Сегодня, когда его спектакли получают премии в том числе и за сценографию, оказывается, что самоучка превратился в профессионала. И хотя он получил режиссерское образование, мне кажется, что его не могли научить в ГИТИСе тому, что он творит на сцене. Это скорее результат интуитивных процессов, сложной рефлексии, работы над собой. А вот, что он сам говорит: «Я немного учился в архитектурном институте, перед тем – на подготовительных курсах, вот и все. Художником я себя не считаю. Со многими театральными художниками я дружу, но не как их коллега, принадлежащий их прекрасному сонму. Я не могу сесть с ними на одну скамью, и то, что я делаю декорации к своим спектаклям, – это не сценография, а часть моей режиссуры» («Петербургский театральный журнал»).
Дмитрий Черняков как режиссер полностью принадлежит эпохе постдраматического театра. Хотя в опере, конечно, не убежать от театра реалистичного. Но ему удается найти невероятный сплав, все время скользить по границе этих параллельных по театральному мышлению вселенных. Если в чем и можно было бы обвинить его при желании, так это не в избыточном радикализме, а в невероятном психологизме. И в этом смысле он больше наследник Константина Станиславского и Бориса Покровского. Стоит вспомнить, что в общем-то, великий создатель театральной системы в опере так и не преуспел, поскольку механический перенос принципов его открытия из театра драматического в театр музыкальный не бы столь плодотворным. И здесь как раз заметный след оставили те, кто придерживался отличных от Станиславского принципов – от Всеволода Мейерхольда до Гордона Крэга.

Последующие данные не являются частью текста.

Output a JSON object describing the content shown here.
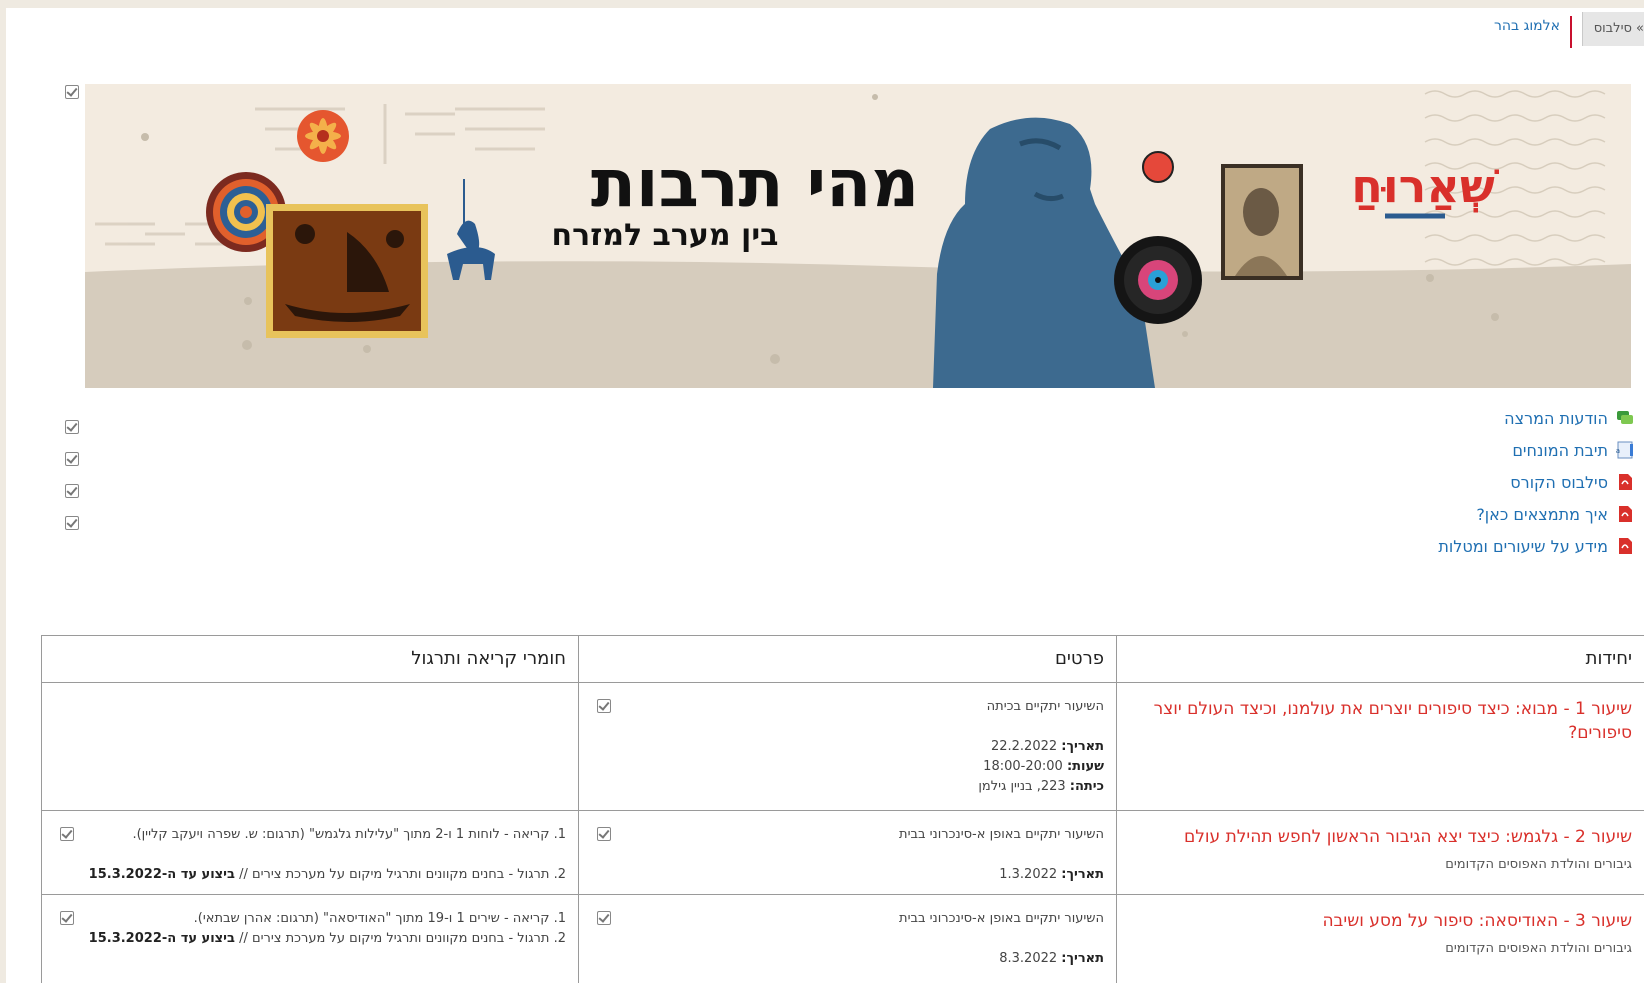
{
  "nav": {
    "breadcrumb_button": "» סילבוס",
    "breadcrumb_link": "אלמוג בהר"
  },
  "banner": {
    "title": "מהי תרבות",
    "subtitle": "בין מערב למזרח",
    "logo": "שְׁאַרוּחַ"
  },
  "resources": [
    {
      "label": "הודעות המרצה",
      "icon": "forum-icon"
    },
    {
      "label": "תיבת המונחים",
      "icon": "glossary-icon"
    },
    {
      "label": "סילבוס הקורס",
      "icon": "pdf-icon"
    },
    {
      "label": "איך מתמצאים כאן?",
      "icon": "pdf-icon"
    },
    {
      "label": "מידע על שיעורים ומטלות",
      "icon": "pdf-icon"
    }
  ],
  "table": {
    "headers": [
      "יחידות",
      "פרטים",
      "חומרי קריאה ותרגול"
    ],
    "rows": [
      {
        "title": "שיעור 1 - מבוא: כיצד סיפורים יוצרים את עולמנו, וכיצד העולם יוצר סיפורים?",
        "subtitle": "",
        "details_note": "השיעור יתקיים בכיתה",
        "date_label": "תאריך:",
        "date": "22.2.2022",
        "hours_label": "שעות:",
        "hours": "18:00-20:00",
        "room_label": "כיתה:",
        "room": "223, בניין גילמן",
        "mat1": "",
        "mat2_a": "",
        "mat2_b": ""
      },
      {
        "title": "שיעור 2 - גלגמש: כיצד יצא הגיבור הראשון לחפש תהילת עולם",
        "subtitle": "גיבורים והולדת האפוסים הקדומים",
        "details_note": "השיעור יתקיים באופן א-סינכרוני בבית",
        "date_label": "תאריך:",
        "date": "1.3.2022",
        "mat1": "1. קריאה - לוחות 1 ו-2 מתוך \"עלילות גלגמש\" (תרגום: ש. שפרה ויעקב קליין).",
        "mat2_a": "2. תרגול - בחנים מקוונים ותרגיל מיקום על מערכת צירים //",
        "mat2_b": "ביצוע עד ה-15.3.2022"
      },
      {
        "title": "שיעור 3 - האודיסאה: סיפור על מסע ושיבה",
        "subtitle": "גיבורים והולדת האפוסים הקדומים",
        "details_note": "השיעור יתקיים באופן א-סינכרוני בבית",
        "date_label": "תאריך:",
        "date": "8.3.2022",
        "mat1": "1. קריאה - שירים 1 ו-19 מתוך \"האודיסאה\" (תרגום: אהרן שבתאי).",
        "mat2_a": "2. תרגול - בחנים מקוונים ותרגיל מיקום על מערכת צירים //",
        "mat2_b": "ביצוע עד ה-15.3.2022"
      }
    ]
  },
  "colors": {
    "link": "#1f6fb2",
    "lesson_title": "#d9302b",
    "banner_bg": "#f3ebe0",
    "banner_ground": "#d6ccbd"
  }
}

Для героя этой книги важна «история». Работа с людьми начинается в тот момент, когда в его голове рождена такая полностью правдивая и абсолютно реалистичная «история». Хотя она может и отличаться в мелочах от того, что сочинили автор либретто и композитор. Поэтому его спектакли – достижения нашей эпохи, когда лицедейство на сцене, изображение одними людьми других уже становится практически неприличным.
Следующий шаг – это невероятно правдивое обоснование всему, что произойдет в его истории. Черняков прекрасно понимает, что любая зазубрина или шероховатость в любом из аспектов такой истории становится камнем преткновения для зрителя, который мгновенно потеряет доверие к режиссеру. Подобные сюжеты мы наблюдаем каждый день, когда великие, знаменитые или совсем простые режиссеры придумывают концепции, в которых ничего не сходится. И это полная катастрофа для людей, которые уже отказали опере в ее условности.
Такой тщательной проработки, как у Чернякова, я сегодня мало у кого встречал в опере, даже абсолютные звезды мировой режиссуры, Кшиштоф Варликовский, например, грешат несовпадениями и поверхностным отношением к музыке. Если уж нужен положительный пример, то я бы вспомнил Кэти Митчелл, которая создает очень жесткие конструкции, в которых все продумано до мелочей. В этом смысле они с Черняковым абсолютно совпадают во взгляде на оперную режиссуру. Если задуматься, то много точек соприкосновения мы можем найти у Чернякова и Кристофа Марталера, чей стиль в театре зачастую называют «магическим реализмом». Причем надо заметить, что и здесь мы вспоминаем людей, которые регулярно творят на оперной территории, но их оперная карьера все же малая часть их призвания режиссеров драматического театра. Если начать исследовать художников, специализирующихся на опере, то нас и вовсе постигнет разочарование. Сегодня опера потихоньку превращается в конвейер костюмированных шоу, и у режиссеров просто нет времени все тщательно продумывать.